Be very leery when someone you trust tells you "all this will be yours". It's a ploy for free labor.

OK, without getting too Draconian it didn't happen. But, I couldn't help from searching out a couple of my favorite old hideouts. Those were places that had so much beauty and privacy that they held a very special place in my heart. Those secret places that were mine and mine alone. My Fortresses of Solitude, if you will.

"Someday I'm going to build my house right here" kinda spots.

Apparently, I have extremely good taste. When I zoomed in on both locations I discovered that someone else appreciated the landscape just as much as I did. There were 2 very nice McMansions built directly on top of both my dream spots.

That kinda hurt.

I didn't really feel violated as much as I felt a profound sense of  loss. Gone forever were those special hideaways that were mine and mine alone when I was a child. I was Neil Armstrong, the only man ever to to set foot on and explore that sacred ground. Now, I'm not even a footnote in it's recorded history.
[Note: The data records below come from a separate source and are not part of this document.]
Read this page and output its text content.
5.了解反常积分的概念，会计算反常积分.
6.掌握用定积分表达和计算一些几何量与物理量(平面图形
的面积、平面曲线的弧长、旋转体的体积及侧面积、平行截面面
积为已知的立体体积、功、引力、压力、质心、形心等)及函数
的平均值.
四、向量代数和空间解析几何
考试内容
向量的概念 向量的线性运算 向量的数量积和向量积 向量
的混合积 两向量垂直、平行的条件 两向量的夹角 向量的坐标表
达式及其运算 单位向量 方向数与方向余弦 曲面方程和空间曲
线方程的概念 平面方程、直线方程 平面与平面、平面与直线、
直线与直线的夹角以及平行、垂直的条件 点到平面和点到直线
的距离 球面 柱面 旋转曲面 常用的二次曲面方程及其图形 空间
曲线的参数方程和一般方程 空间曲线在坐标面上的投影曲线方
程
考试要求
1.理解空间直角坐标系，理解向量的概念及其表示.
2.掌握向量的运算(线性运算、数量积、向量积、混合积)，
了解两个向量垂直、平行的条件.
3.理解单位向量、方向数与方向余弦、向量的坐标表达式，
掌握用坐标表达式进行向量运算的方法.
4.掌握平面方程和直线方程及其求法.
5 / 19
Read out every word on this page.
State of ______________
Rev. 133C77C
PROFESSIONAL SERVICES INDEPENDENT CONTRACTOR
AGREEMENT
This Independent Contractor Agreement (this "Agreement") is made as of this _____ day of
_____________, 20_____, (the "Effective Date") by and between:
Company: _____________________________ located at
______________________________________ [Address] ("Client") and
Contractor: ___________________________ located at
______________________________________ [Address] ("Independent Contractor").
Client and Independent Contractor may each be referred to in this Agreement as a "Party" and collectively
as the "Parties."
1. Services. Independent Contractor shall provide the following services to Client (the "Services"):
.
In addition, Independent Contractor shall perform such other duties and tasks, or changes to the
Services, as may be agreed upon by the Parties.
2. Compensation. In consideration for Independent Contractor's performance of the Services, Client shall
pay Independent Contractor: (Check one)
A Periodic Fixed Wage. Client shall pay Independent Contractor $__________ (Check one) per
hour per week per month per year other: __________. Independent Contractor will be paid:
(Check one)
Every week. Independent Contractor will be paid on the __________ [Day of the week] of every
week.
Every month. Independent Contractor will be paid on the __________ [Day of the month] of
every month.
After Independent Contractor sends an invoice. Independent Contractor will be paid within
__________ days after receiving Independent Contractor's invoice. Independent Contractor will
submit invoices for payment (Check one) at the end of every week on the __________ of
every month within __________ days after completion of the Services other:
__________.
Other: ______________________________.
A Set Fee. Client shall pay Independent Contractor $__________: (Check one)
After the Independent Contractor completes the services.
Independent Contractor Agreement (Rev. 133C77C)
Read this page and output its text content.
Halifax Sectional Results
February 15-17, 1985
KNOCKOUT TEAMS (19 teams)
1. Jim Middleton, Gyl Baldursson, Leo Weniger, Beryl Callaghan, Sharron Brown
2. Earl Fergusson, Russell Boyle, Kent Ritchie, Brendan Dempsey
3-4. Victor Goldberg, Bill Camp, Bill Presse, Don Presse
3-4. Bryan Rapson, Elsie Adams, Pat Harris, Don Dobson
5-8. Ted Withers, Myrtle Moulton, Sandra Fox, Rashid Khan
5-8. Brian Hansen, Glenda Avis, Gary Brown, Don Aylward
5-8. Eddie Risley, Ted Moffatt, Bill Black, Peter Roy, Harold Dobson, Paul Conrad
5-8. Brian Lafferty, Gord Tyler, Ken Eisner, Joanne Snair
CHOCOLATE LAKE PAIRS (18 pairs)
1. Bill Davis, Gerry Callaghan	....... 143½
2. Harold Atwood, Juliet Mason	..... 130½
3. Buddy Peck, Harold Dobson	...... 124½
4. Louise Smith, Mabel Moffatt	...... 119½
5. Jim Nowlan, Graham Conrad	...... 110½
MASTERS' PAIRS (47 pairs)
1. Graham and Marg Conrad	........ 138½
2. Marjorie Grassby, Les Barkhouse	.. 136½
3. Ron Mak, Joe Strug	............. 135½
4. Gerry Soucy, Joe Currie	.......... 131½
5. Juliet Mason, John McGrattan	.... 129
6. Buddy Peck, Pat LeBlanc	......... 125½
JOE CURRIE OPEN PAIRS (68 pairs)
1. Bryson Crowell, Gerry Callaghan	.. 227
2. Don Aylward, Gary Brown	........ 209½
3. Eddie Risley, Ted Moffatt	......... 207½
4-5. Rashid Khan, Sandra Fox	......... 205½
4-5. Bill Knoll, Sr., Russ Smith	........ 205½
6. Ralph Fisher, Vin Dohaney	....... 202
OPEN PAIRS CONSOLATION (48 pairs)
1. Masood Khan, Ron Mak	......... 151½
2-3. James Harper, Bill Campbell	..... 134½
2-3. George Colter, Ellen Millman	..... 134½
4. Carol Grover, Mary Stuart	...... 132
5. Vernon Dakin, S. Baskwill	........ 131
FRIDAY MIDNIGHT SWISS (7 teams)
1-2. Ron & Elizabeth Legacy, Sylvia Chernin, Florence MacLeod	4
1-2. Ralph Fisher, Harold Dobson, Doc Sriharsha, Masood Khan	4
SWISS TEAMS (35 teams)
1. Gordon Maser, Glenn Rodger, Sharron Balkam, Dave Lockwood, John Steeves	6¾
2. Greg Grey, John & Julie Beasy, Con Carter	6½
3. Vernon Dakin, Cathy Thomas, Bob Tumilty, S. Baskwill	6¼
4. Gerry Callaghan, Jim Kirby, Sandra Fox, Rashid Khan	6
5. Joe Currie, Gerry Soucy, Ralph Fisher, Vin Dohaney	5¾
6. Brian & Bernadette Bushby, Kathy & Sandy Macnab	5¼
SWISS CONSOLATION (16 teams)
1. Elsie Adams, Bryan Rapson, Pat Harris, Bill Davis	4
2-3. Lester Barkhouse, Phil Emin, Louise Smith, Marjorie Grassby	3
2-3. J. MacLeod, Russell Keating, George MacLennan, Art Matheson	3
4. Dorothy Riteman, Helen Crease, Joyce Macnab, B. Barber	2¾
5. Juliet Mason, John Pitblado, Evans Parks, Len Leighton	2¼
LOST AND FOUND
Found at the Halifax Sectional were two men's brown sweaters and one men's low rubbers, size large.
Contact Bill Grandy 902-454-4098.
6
I am no longer Neil Armstrong. I'm Jim Lovell, forced to watch something I worked so hard for that was to be mine for all of history, and came so close only ripped away from my fingertips forever only to be gifted upon others. Life is hard.

If they find the 2 quarts of tequila I buried there I'm really gonna be hurt.

I have lost my essence, Mandrake.

3 comments:

el chupacabra said...

But communism has not invaded all your bodily fluids dear friend.

LandShark 5150 said...

I feel your pain my friend. Long gone are the days of youth.
Time for the sole groover to go dig up dom. Just remember things change - even Chuida Ortega's.

RPM said...

Why do I have a sudden urge to go skydiving?